Student survivors testify in Korea ferry trial
This file image taken on April 16, 2014 shows the South Korea Coast Guard rescuing some of the passengers and crew aboard a ferry that sank on its way to Jeju island from Incheon - by South Korea Coast Guard
One recalled orders for her and her classmates to stay put being relayed "over and over," until the ferry had listed so far that the door to their cabin was above their heads.
Another described watching a wave sweep her classmates back inside the sinking boat.
The actual trial is taking place in the southern city of Gwangju, but the judges and lawyers decamped to a court in Ansan city, south of Seoul, for a special two-day session with the 17 students who agreed to testify.
Police cordons blocked public access to the district court as the students -- all from Ansan's Dawon High School -- arrived in a red mini-bus and were escorted into the building by a tight phalanx of police officers.

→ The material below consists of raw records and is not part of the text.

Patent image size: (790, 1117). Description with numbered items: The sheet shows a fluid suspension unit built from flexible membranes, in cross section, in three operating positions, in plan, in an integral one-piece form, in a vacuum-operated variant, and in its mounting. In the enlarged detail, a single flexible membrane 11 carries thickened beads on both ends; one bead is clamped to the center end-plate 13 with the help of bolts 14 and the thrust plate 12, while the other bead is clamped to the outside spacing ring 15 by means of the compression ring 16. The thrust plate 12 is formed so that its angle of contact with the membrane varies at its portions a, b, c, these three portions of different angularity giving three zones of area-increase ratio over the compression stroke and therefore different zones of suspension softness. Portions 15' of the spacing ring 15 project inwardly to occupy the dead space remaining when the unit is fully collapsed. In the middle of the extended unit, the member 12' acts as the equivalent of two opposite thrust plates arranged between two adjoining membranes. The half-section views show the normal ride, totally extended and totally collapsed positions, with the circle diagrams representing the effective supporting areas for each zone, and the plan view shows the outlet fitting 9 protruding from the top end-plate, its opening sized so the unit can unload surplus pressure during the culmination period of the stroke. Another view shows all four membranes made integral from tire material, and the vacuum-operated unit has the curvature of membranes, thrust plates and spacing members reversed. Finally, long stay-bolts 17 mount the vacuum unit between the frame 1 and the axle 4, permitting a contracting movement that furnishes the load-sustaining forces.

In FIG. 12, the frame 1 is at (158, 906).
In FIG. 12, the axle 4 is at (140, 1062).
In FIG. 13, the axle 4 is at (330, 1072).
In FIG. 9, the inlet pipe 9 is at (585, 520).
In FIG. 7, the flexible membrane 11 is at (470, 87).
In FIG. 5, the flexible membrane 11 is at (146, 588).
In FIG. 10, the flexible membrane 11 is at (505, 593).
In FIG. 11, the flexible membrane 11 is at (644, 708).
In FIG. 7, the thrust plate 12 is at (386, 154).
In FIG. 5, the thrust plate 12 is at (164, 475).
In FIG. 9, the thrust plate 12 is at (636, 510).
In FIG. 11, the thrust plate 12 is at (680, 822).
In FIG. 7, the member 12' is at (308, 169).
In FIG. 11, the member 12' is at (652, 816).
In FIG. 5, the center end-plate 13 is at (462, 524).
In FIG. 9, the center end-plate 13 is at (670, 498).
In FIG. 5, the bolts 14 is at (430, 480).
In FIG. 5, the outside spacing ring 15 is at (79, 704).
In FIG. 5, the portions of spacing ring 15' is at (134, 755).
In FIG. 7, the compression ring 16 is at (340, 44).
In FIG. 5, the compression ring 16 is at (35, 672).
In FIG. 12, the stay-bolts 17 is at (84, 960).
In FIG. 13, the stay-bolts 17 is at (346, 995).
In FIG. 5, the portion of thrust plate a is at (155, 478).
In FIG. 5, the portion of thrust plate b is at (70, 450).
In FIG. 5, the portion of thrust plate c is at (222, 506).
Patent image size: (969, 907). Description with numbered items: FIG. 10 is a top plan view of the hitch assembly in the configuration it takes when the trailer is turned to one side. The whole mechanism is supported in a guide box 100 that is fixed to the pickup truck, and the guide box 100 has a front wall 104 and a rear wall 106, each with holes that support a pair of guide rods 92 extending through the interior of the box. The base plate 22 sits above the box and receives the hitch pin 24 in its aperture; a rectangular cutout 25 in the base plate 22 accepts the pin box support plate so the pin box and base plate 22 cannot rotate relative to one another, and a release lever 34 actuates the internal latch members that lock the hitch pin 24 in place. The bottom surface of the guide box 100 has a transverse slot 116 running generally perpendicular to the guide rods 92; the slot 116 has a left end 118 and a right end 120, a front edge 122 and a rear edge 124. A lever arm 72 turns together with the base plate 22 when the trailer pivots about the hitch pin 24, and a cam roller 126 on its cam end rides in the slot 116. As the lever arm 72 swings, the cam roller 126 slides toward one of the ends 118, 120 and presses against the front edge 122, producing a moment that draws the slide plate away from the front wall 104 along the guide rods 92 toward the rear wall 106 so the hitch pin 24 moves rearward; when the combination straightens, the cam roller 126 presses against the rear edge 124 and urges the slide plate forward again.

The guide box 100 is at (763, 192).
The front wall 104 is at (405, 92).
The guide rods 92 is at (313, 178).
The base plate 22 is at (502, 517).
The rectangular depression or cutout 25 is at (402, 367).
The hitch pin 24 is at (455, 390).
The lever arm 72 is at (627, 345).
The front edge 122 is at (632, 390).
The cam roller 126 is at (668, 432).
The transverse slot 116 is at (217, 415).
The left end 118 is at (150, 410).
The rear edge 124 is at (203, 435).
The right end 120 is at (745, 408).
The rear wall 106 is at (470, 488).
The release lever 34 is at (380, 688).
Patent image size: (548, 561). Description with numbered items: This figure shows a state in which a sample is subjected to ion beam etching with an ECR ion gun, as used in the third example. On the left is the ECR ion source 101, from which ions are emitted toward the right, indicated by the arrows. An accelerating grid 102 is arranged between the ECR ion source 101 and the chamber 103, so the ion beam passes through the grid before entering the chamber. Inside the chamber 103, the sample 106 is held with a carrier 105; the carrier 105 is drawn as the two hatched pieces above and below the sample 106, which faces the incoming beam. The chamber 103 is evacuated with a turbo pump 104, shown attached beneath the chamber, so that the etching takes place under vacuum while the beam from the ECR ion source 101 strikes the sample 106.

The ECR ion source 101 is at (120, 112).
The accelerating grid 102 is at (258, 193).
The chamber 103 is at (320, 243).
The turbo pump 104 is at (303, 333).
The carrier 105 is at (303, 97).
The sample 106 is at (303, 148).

Although they were offered the option of testifying by video from a nearby room, five of the six female students involved in Monday's morning session chose to give their testimony in the courtroom.
The student who took the video option described how passengers suddenly slid to one side as the ferry listed heavily.
- 'The door was above our heads' -
"The internal tannoy announcement said we should put our life vest on and stay put," she was quoted as saying by a pool reporter in the court, adding that the message was given repeatedly.
Of the 476 people on board the 6,825-tonne Sewol passenger ferry when it capsized on April 16 off the southern coast, 325 were Dawon High School pupils on an organised outing.
Only 75 students survived.
The female student said they had obeyed the order not to move until water started coming through the window of their cabin which, by now, was under their feet.
"The door was above our heads. We had our lifejackets on and the president of our class suggested we wait until we could float upwards and then escape," she said.
Eventually some classmates managed to clamber up fixed furniture. They pulled the others up and out as the waters inside rose.
Another witness, who testified in the courtroom, said at no time was she or those who escaped with her helped by any crew.
As the ferry keeled over to one side, she said a group of them managed to move along a now horizontal stairwell towards an escape hatch.
- 'I dream about them' -
At the moment she jumped out, a sea swell swept over their escape route.
"There were many classmates in the corridor and most of them were swept back into the ship," she recalled.
"I sometimes think about those friends ... dream about them," she added.
Despite the trauma of their experience, the teenaged witnesses spoke calmly and clearly.
The tragedy, and in particular the loss of so many young lives, rocked South Korea with an overwhelming sense of collective shock and grief.
Sewol captain Lee Joon-Seok and three senior crew members are accused of "homicide through wilful negligence" -- a charge that can carry the death penalty.
Eleven other crew are being tried on lesser violations of maritime law.
The bulk of the charges against the crew arise from the fact that Lee and the others chose to abandon ship while hundreds of people were still trapped inside.
The final death toll was just over 300.
Lee and his crew were publicly vilified in the wake of the tragedy, and there have been some expressions of concern about how fair their trial can be with emotions still running so high.
The sinking triggered a nationwide manhunt for a fugitive businessman, Yoo Byung-Eun, who headed the family which owned the company operating the Sewol.
Police announced last week that a badly decomposed body recovered six weeks ago from a field had been identified as Yoo's.